When one talks about Puerto Vallarta, a sunny holiday destination with wide pristine beaches that boast calm and turquoise waters usually comes to mind. In addition to this popular image, the city also has a rich history.


In the early nineteenth century, Puerto Vallarta was a place of natural beauty. It was isolated, and it had virtually no human population until around the middle of the century. It was around that time when boatman Guadelupe Sanchez, tired of going back and forth transporting salt from the area, decided to settle in this place with his wife. This even is considered by many as the founding of the place we now call Puerto Vallarta.


During the early years of the twentieth century, Puerto Vallarta was booming with agricultural activity. Taking advantage of the place’s fertile and rich land, the Montgomery Fruit company started growing and exporting “green gold”, or unripe bananas, to the United States. This brought economic success in the town. The success, however, only lasted until the government repossessed the company’s land.

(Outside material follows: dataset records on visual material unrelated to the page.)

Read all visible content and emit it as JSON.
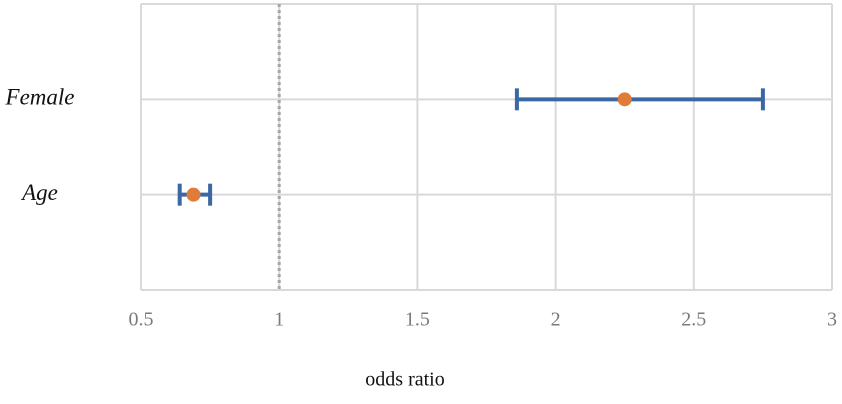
{
  "chart_data": {
    "type": "forest",
    "x_label": "odds ratio",
    "categories": [
      "Female",
      "Age"
    ],
    "series": [
      {
        "values": [
          2.25,
          0.69
        ],
        "ci_lower": [
          1.86,
          0.64
        ],
        "ci_upper": [
          2.75,
          0.75
        ],
        "color": "#e07b39",
        "ci_color": "#3b67a5"
      }
    ],
    "xlim": [
      0.5,
      3
    ],
    "xticks": [
      0.5,
      1,
      1.5,
      2,
      2.5,
      3
    ],
    "reference_line": 1,
    "grid": true
  }
}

At this point, Puerto Vallarta had to find another way to sustain its economic growth. The locals then used fish and sharks from the Banderas Bay to make some money. During the Second World War, shark liver oil was in high demand as it provided nutrition to the US soldiers. Also, delicacies made from shark in American restaurants were in high demand, allowing Puerto Vallarta to rise once again.


During the modernization period, the style for which Puerto Vallarta is now famous for was developed. The white adobe buildings and houses with complex wrought iron gates, stone walls, and red tile roofs became the unique and iconic image of the place. Famous houses like Caracol, Los Arcos, and Casa de la “O” were erected in the 1950s as well. Some old structures can still be seen today.


Puerto Vallarta emerged as a major tourist destination in the 1960s, thanks to intensive promotion and advertising. It eventually became an official city and received funds to build highways, a bridge across the Ameca River, and an international airport. During the presidency of Medina Acencio, telephone service and electricity became available in the area.

1990s to present

In the 1990s, Puerto Vallarta was promoted heavily domestically and internationally as a major destination for beach lovers, and it still is today.